Q1 (and some of Q2) was the quarter of ‘voice as the next communication interface’. Every other day some new company announced a project focused on using voice to control some form of automation with the underlying technology powering everything being Artificial Intelligence (AI) (the new #cool thing). For the average consumer, who just wants the lights off when it’s bedtime, things started getting confusing.
The most popular of the voice-controlled products is currently Amazon’s Alexa. Everyone is gushing. What no one is talking about is that Alexa (and most other voice-controlled products) is not secure. Alexa cannot identify my voice and responds to my 3-year-old toddlers command as it does mine. Alexa would just as easily open the doors to my home and let a burglar in if she was asked by a robber who’s managed to get on the back porch. The security issue still needs to be solved.
So who is doing what in this space? Here’s a quick primer. There are four layers in the technology stack that enables your voice to activate actions. Below are the elements of the stack and who is currently working on the products that might dominate your existence. I get a feeling they will definitely dominate things by the time my son orders his own home off Amazon
- Layer 1 aka The Interface; this has up until this point been the keyboard which was only recently just being replaced by touchscreens and auto-consoles (especially on mobile devices). Everyone agrees that voice will be the dominant interface over the next few years
- Layer 2 aka The Messenger; we use our voices in Layer 1 above to make requests of Layer 2. I’ll call Layer 2 the messenger. This messenger is currently Alexa/Echo, Siri, Cortana, IBM Watson and new messengers like Facebook’s M or (the Siri teams new product) Viv.

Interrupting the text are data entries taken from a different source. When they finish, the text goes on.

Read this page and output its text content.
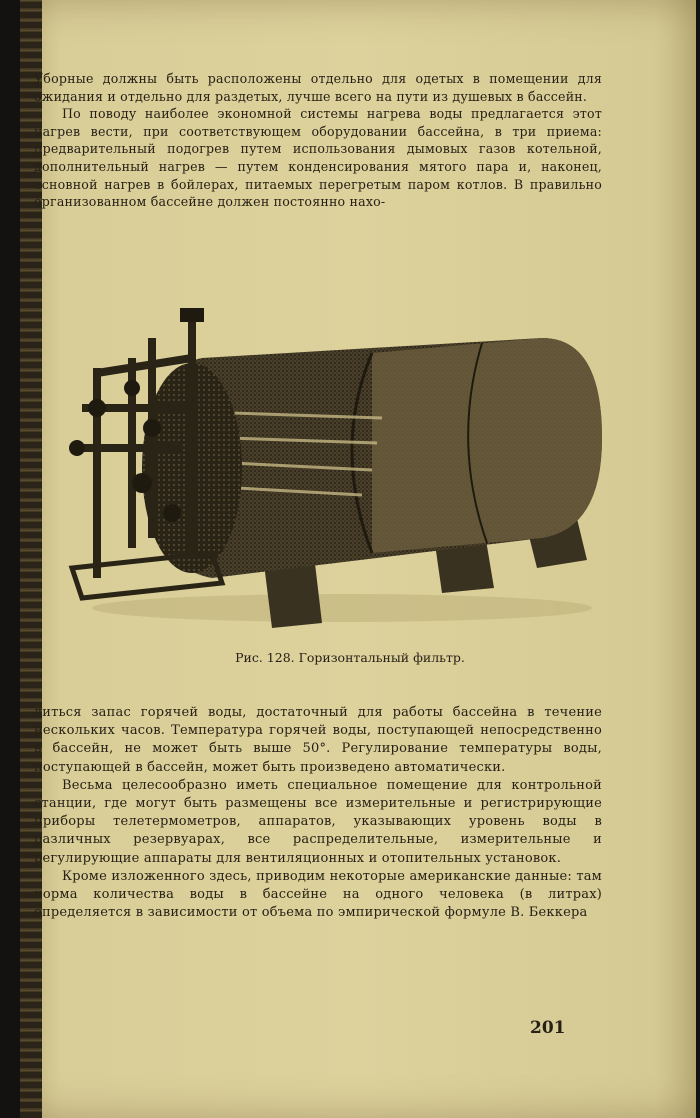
Уборные должны быть расположены отдельно для одетых в помещении для ожидания и отдельно для раздетых, лучше всего на пути из душевых в бассейн.

По поводу наиболее экономной системы нагрева воды предлагается этот нагрев вести, при соответствующем оборудовании бассейна, в три приема: предварительный подогрев путем использования дымовых газов котельной, дополнительный нагрев — путем конденсирования мятого пара и, наконец, основной нагрев в бойлерах, питаемых перегретым паром котлов. В правильно организованном бассейне должен постоянно нахо-

Рис. 128. Горизонтальный фильтр.

диться запас горячей воды, достаточный для работы бассейна в течение нескольких часов. Температура горячей воды, поступающей непосредственно в бассейн, не может быть выше 50°. Регулирование температуры воды, поступающей в бассейн, может быть произведено автоматически.

Весьма целесообразно иметь специальное помещение для контрольной станции, где могут быть размещены все измерительные и регистрирующие приборы телетермометров, аппаратов, указывающих уровень воды в различных резервуарах, все распределительные, измерительные и регулирующие аппараты для вентиляционных и отопительных установок.

Кроме изложенного здесь, приводим некоторые американские данные: там норма количества воды в бассейне на одного человека (в литрах) определяется в зависимости от объема по эмпирической формуле В. Беккера

201
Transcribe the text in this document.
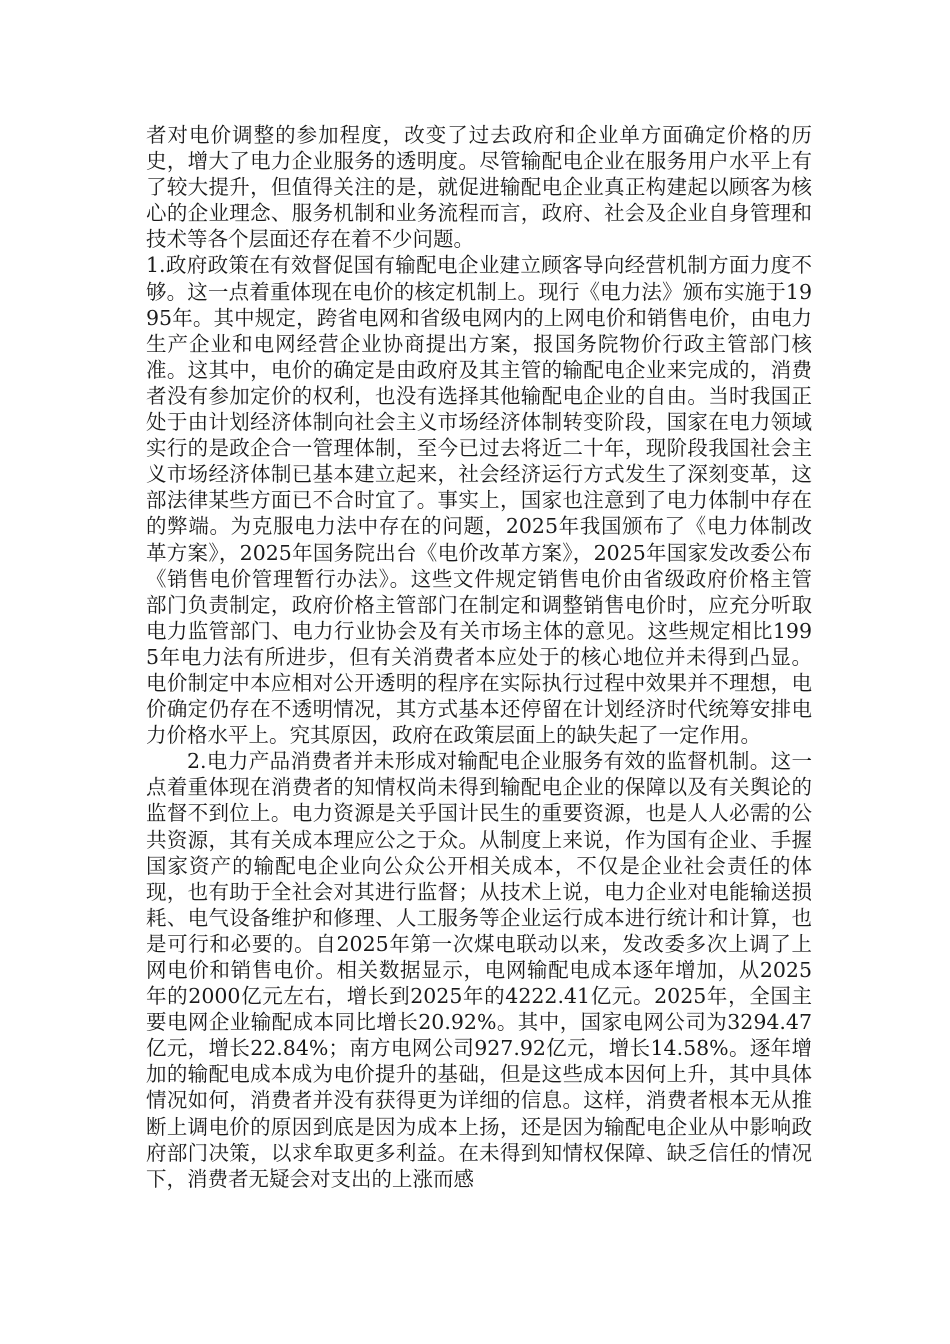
者对电价调整的参加程度，改变了过去政府和企业单方面确定价格的历史，增大了电力企业服务的透明度。尽管输配电企业在服务用户水平上有了较大提升，但值得关注的是，就促进输配电企业真正构建起以顾客为核心的企业理念、服务机制和业务流程而言，政府、社会及企业自身管理和技术等各个层面还存在着不少问题。

1.政府政策在有效督促国有输配电企业建立顾客导向经营机制方面力度不够。这一点着重体现在电价的核定机制上。现行《电力法》颁布实施于1995年。其中规定，跨省电网和省级电网内的上网电价和销售电价，由电力生产企业和电网经营企业协商提出方案，报国务院物价行政主管部门核准。这其中，电价的确定是由政府及其主管的输配电企业来完成的，消费者没有参加定价的权利，也没有选择其他输配电企业的自由。当时我国正处于由计划经济体制向社会主义市场经济体制转变阶段，国家在电力领域实行的是政企合一管理体制，至今已过去将近二十年，现阶段我国社会主义市场经济体制已基本建立起来，社会经济运行方式发生了深刻变革，这部法律某些方面已不合时宜了。事实上，国家也注意到了电力体制中存在的弊端。为克服电力法中存在的问题，2025年我国颁布了《电力体制改革方案》，2025年国务院出台《电价改革方案》，2025年国家发改委公布《销售电价管理暂行办法》。这些文件规定销售电价由省级政府价格主管部门负责制定，政府价格主管部门在制定和调整销售电价时，应充分听取电力监管部门、电力行业协会及有关市场主体的意见。这些规定相比1995年电力法有所进步，但有关消费者本应处于的核心地位并未得到凸显。电价制定中本应相对公开透明的程序在实际执行过程中效果并不理想，电价确定仍存在不透明情况，其方式基本还停留在计划经济时代统筹安排电力价格水平上。究其原因，政府在政策层面上的缺失起了一定作用。

2.电力产品消费者并未形成对输配电企业服务有效的监督机制。这一点着重体现在消费者的知情权尚未得到输配电企业的保障以及有关舆论的监督不到位上。电力资源是关乎国计民生的重要资源，也是人人必需的公共资源，其有关成本理应公之于众。从制度上来说，作为国有企业、手握国家资产的输配电企业向公众公开相关成本，不仅是企业社会责任的体现，也有助于全社会对其进行监督；从技术上说，电力企业对电能输送损耗、电气设备维护和修理、人工服务等企业运行成本进行统计和计算，也是可行和必要的。自2025年第一次煤电联动以来，发改委多次上调了上网电价和销售电价。相关数据显示，电网输配电成本逐年增加，从2025年的2000亿元左右，增长到2025年的4222.41亿元。2025年，全国主要电网企业输配成本同比增长20.92%。其中，国家电网公司为3294.47亿元，增长22.84%；南方电网公司927.92亿元，增长14.58%。逐年增加的输配电成本成为电价提升的基础，但是这些成本因何上升，其中具体情况如何，消费者并没有获得更为详细的信息。这样，消费者根本无从推断上调电价的原因到底是因为成本上扬，还是因为输配电企业从中影响政府部门决策，以求牟取更多利益。在未得到知情权保障、缺乏信任的情况下，消费者无疑会对支出的上涨而感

- Layer 3 aka The Platform; this (and Layer 4) is where the real money is. She who owns the platform, the middleware that converts the instruction into logic for the Layer 4 to implement, will ring the cash teller. There are currently three players in this space; Apple with its Homekit, Amazon’s ASK skills platform (skills being instructions that can be embedded in Alexa to carry out actions in Layer 4) and Google Weave/Brillo (the platform of choice for Google’s connected home ambitions).

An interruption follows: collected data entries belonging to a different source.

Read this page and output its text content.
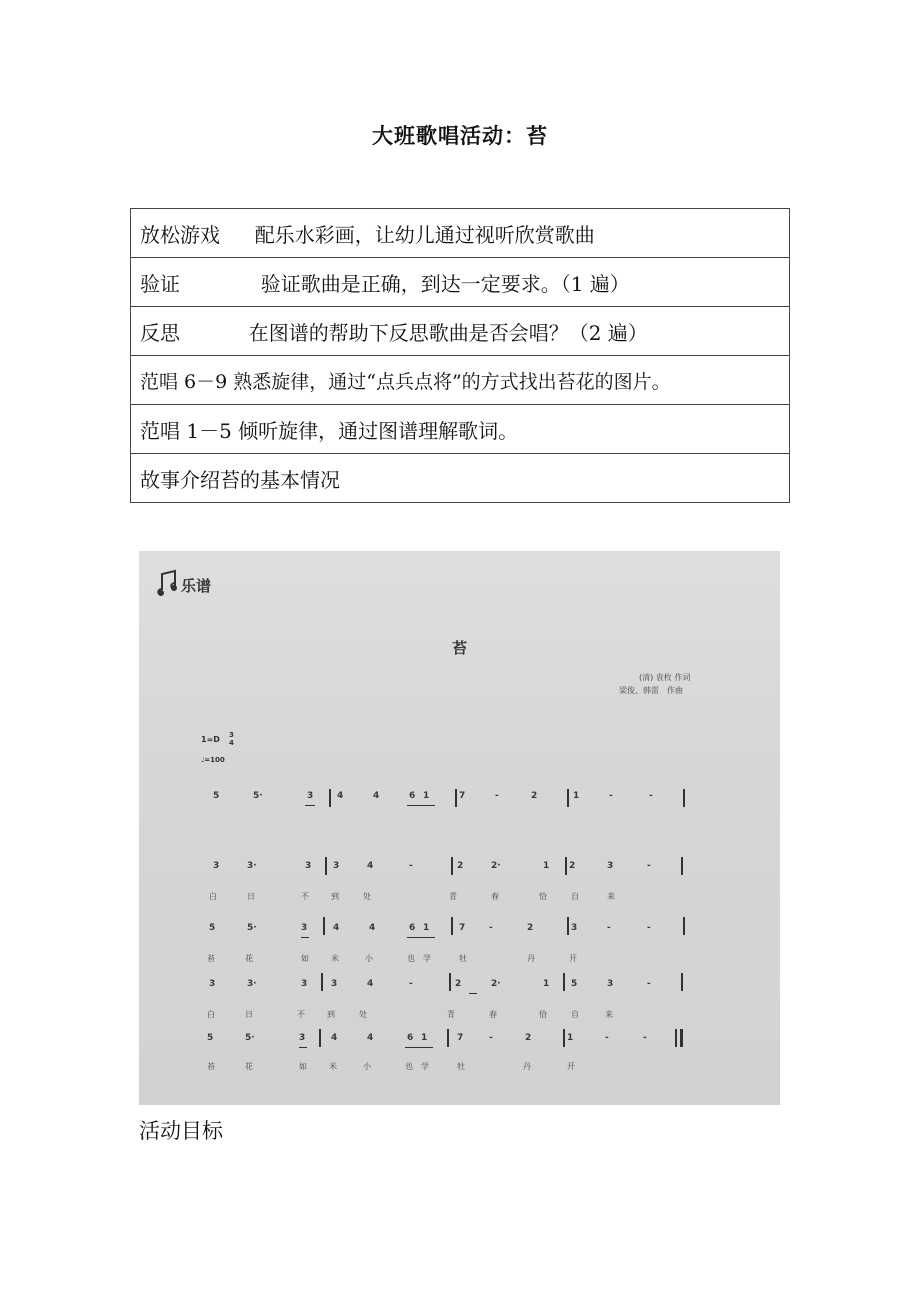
大班歌唱活动：苔
放松游戏 配乐水彩画，让幼儿通过视听欣赏歌曲
验证	验证歌曲是正确，到达一定要求。（1 遍）
反思	在图谱的帮助下反思歌曲是否会唱？（2 遍）
范唱 6－9 熟悉旋律，通过“点兵点将”的方式找出苔花的图片。
范唱 1－5 倾听旋律，通过图谱理解歌词。
故事介绍苔的基本情况
乐谱
苔
(清) 袁枚 作词
梁俊、韩雷　作曲
1=D 3
4
♩=100
5	5·	3	4	4	6 1	7	-	2	1	-	-
3	3·	3 3	4	-	2	2·	1 2	3	-
白	日	不	到	处	青	春	恰	自	来
5	5·	3	4	4	6 1	7	-	2	3	-	-
苔	花	如	米	小	也 学	牡	丹	开
3	3·	3	3	4	-	2	2·	1 5	3	-
白	日	不	到	处	青	春	恰	自	来
5	5·	3	4	4	6 1	7	-	2	1	-	-
苔	花	如	米	小	也 学	牡	丹	开
活动目标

- Layer 4 aka The Worker; these are Application Programming Interfaces which enable Layer 3 to communicate with device APIs (for devices like sensors, robots, thermostats etc), service APIs (that enable access to and actions on health, bank or utility data).

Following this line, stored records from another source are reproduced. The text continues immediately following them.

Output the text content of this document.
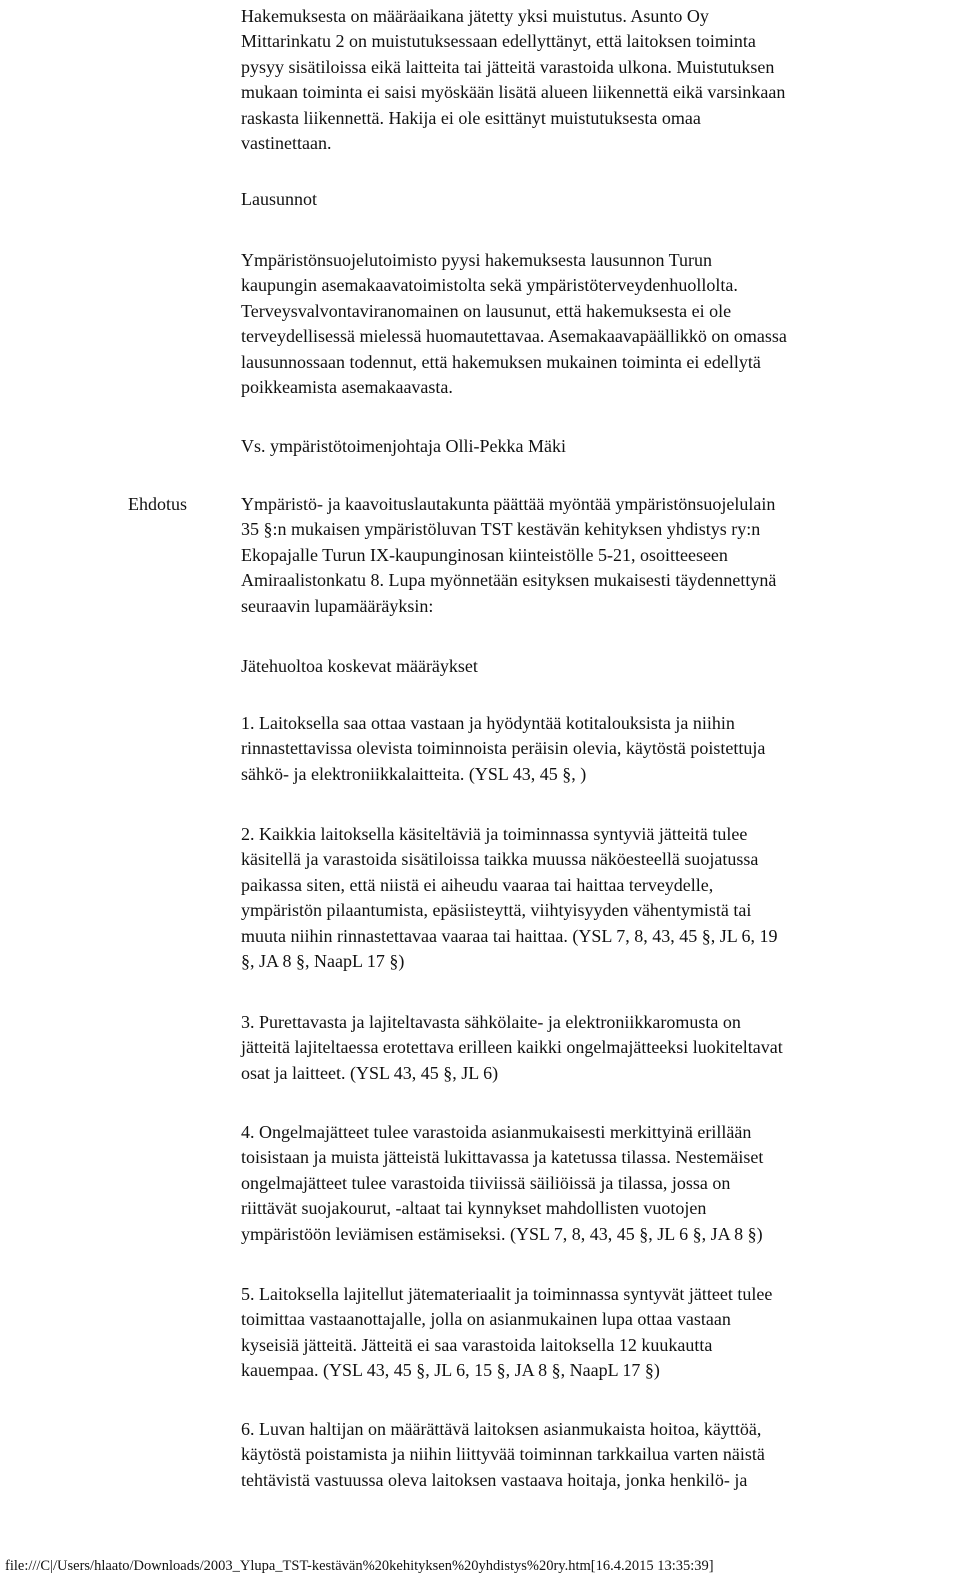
Hakemuksesta on määräaikana jätetty yksi muistutus. Asunto Oy
Mittarinkatu 2 on muistutuksessaan edellyttänyt, että laitoksen toiminta
pysyy sisätiloissa eikä laitteita tai jätteitä varastoida ulkona. Muistutuksen
mukaan toiminta ei saisi myöskään lisätä alueen liikennettä eikä varsinkaan
raskasta liikennettä. Hakija ei ole esittänyt muistutuksesta omaa
vastinettaan.

Lausunnot

Ympäristönsuojelutoimisto pyysi hakemuksesta lausunnon Turun
kaupungin asemakaavatoimistolta sekä ympäristöterveydenhuollolta.
Terveysvalvontaviranomainen on lausunut, että hakemuksesta ei ole
terveydellisessä mielessä huomautettavaa. Asemakaavapäällikkö on omassa
lausunnossaan todennut, että hakemuksen mukainen toiminta ei edellytä
poikkeamista asemakaavasta.

Vs. ympäristötoimenjohtaja Olli-Pekka Mäki

Ehdotus	Ympäristö- ja kaavoituslautakunta päättää myöntää ympäristönsuojelulain
35 §:n mukaisen ympäristöluvan TST kestävän kehityksen yhdistys ry:n
Ekopajalle Turun IX-kaupunginosan kiinteistölle 5-21, osoitteeseen
Amiraalistonkatu 8. Lupa myönnetään esityksen mukaisesti täydennettynä
seuraavin lupamääräyksin:

Jätehuoltoa koskevat määräykset

1. Laitoksella saa ottaa vastaan ja hyödyntää kotitalouksista ja niihin
rinnastettavissa olevista toiminnoista peräisin olevia, käytöstä poistettuja
sähkö- ja elektroniikkalaitteita. (YSL 43, 45 §, )

2. Kaikkia laitoksella käsiteltäviä ja toiminnassa syntyviä jätteitä tulee
käsitellä ja varastoida sisätiloissa taikka muussa näköesteellä suojatussa
paikassa siten, että niistä ei aiheudu vaaraa tai haittaa terveydelle,
ympäristön pilaantumista, epäsiisteyttä, viihtyisyyden vähentymistä tai
muuta niihin rinnastettavaa vaaraa tai haittaa. (YSL 7, 8, 43, 45 §, JL 6, 19
§, JA 8 §, NaapL 17 §)

3. Purettavasta ja lajiteltavasta sähkölaite- ja elektroniikkaromusta on
jätteitä lajiteltaessa erotettava erilleen kaikki ongelmajätteeksi luokiteltavat
osat ja laitteet. (YSL 43, 45 §, JL 6)

4. Ongelmajätteet tulee varastoida asianmukaisesti merkittyinä erillään
toisistaan ja muista jätteistä lukittavassa ja katetussa tilassa. Nestemäiset
ongelmajätteet tulee varastoida tiiviissä säiliöissä ja tilassa, jossa on
riittävät suojakourut, -altaat tai kynnykset mahdollisten vuotojen
ympäristöön leviämisen estämiseksi. (YSL 7, 8, 43, 45 §, JL 6 §, JA 8 §)

5. Laitoksella lajitellut jätemateriaalit ja toiminnassa syntyvät jätteet tulee
toimittaa vastaanottajalle, jolla on asianmukainen lupa ottaa vastaan
kyseisiä jätteitä. Jätteitä ei saa varastoida laitoksella 12 kuukautta
kauempaa. (YSL 43, 45 §, JL 6, 15 §, JA 8 §, NaapL 17 §)

6. Luvan haltijan on määrättävä laitoksen asianmukaista hoitoa, käyttöä,
käytöstä poistamista ja niihin liittyvää toiminnan tarkkailua varten näistä
tehtävistä vastuussa oleva laitoksen vastaava hoitaja, jonka henkilö- ja

file:///C|/Users/hlaato/Downloads/2003_Ylupa_TST-kestävän%20kehityksen%20yhdistys%20ry.htm[16.4.2015 13:35:39]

In a world where what you say becomes data (even when you are not addressing the device) understanding these 4 layers will be useful for laypeople (you and I) in deciding whom we want to give ownership of our data (through the devices we buy) and understanding the consequences of these decisions.
We are just at the beginning of this revolution and I always wonder what world my toddler will live in…what worries you about all this?